Hasta los animales del establo se veían felices. Se respiraba gozo en aquellas figuras de porcelana, en contraste con el pesimismo que embargaba mi corazón...
 
Para los protagonistas de la Navidad no fueron aquellos mejores tiempos que los míos. Había escasez, pobreza, inseguridad, malos tratos de parte de las autoridades y muchas limitaciones.
Y a pesar de eso sonreían.
 
Fue entonces cuando comprendí que el pesebre de Belén era el símbolo más perfecto de lo que significa  el * Gozo de la Navidad *. La pobreza y suciedad de aquel establo, en lugar de traer depresión y frustración, fueron el escenario donde estalló la Esperanza, la alegría y el gozo exuberante, no por el lugar o las circunstancias sino por la persona que había nacido allí, * JESÚS *
 
Los ángeles no vieron a una pobre mujer dando a luz a un niño en condiciones casi infrahumanas, vieron a DIOS mismo, hecho hombre. Los pastores no vieron sólo un niño acostado en un pesebre sino al Salvador, a Cristo, Nuestro Señor. Los magos no vieron a un bebé corriendo peligro de ser asesinado por un cruel gobernante, vieron al verdadero Rey de los Judíos.

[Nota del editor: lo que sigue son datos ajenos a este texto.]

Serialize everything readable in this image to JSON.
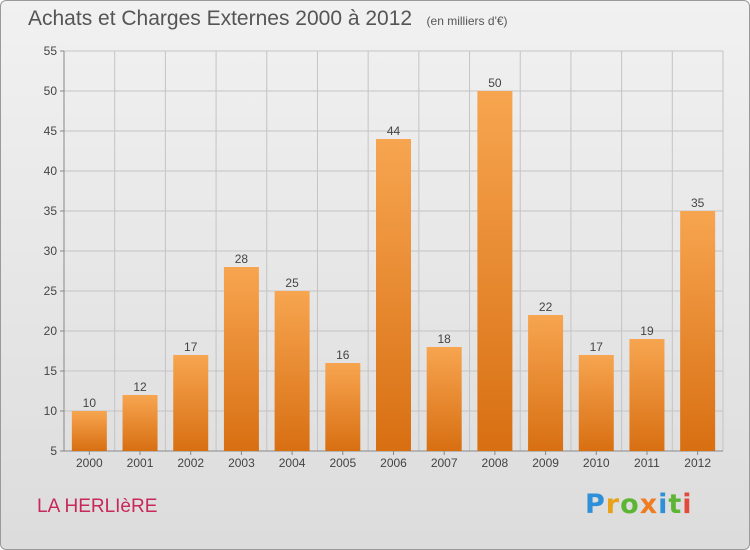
{
  "title": "Achats et Charges Externes 2000 à 2012",
  "units_label": "(en milliers d'€)",
  "commune": "LA HERLIèRE",
  "logo_text": [
    "P",
    "r",
    "o",
    "x",
    "i",
    "t",
    "i"
  ],
  "colors": {
    "bar_top": "#f7a550",
    "bar_bottom": "#d86f12",
    "commune_text": "#c8285a",
    "background": "#e6e6e6"
  },
  "chart_data": {
    "type": "bar",
    "title": "Achats et Charges Externes 2000 à 2012",
    "subtitle": "(en milliers d'€)",
    "xlabel": "",
    "ylabel": "",
    "categories": [
      "2000",
      "2001",
      "2002",
      "2003",
      "2004",
      "2005",
      "2006",
      "2007",
      "2008",
      "2009",
      "2010",
      "2011",
      "2012"
    ],
    "values": [
      10,
      12,
      17,
      28,
      25,
      16,
      44,
      18,
      50,
      22,
      17,
      19,
      35
    ],
    "ylim": [
      5,
      55
    ],
    "yticks": [
      5,
      10,
      15,
      20,
      25,
      30,
      35,
      40,
      45,
      50,
      55
    ],
    "grid": true,
    "data_labels": true
  }
}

Reconocí que mi tristeza surgía de ver mis circunstancias. Me estaba fijando en lo que no tenía en lugar de ver lo que ya tenía (vida, salud, mi familia, mis hijos, mi esposa, mi hogar, fe, esperanzas y fuerzas para seguir adelante).
 
Concluí que tenía poderosas razones para estar feliz, y no permitiré que el pesebre de mis necesidades, de mis problemas y circunstancias me roben ese gozo. En lugar de unirme al coro depresivo de los que se quejan, me uniré al coro de ángeles que celebran:
 
"Gloria a DIOS en las alturas y en la tierra paz, para con los hombres de buena voluntad"
 
Al entrar al cuarto, mi esposa se despertó y, aún dormida, me preguntó: ¿Cómo te fue?
Le respondí: Muy bien, hoy recuperé el Gozo de la Navidad. Ella sin entender preguntó: ¿Qué significa eso mi amor? Tomé su mano con ternura y le susurré: "Duerme, cariño, mañana te explico con calma".                      
 
 ¡Feliz Navidad para todos!
 
Que el SEÑOR permita que, a pesar de las viscisitudes, puedan compartir con sus seres queridos y vivir a plenitud el verdadero significado de la Navidad.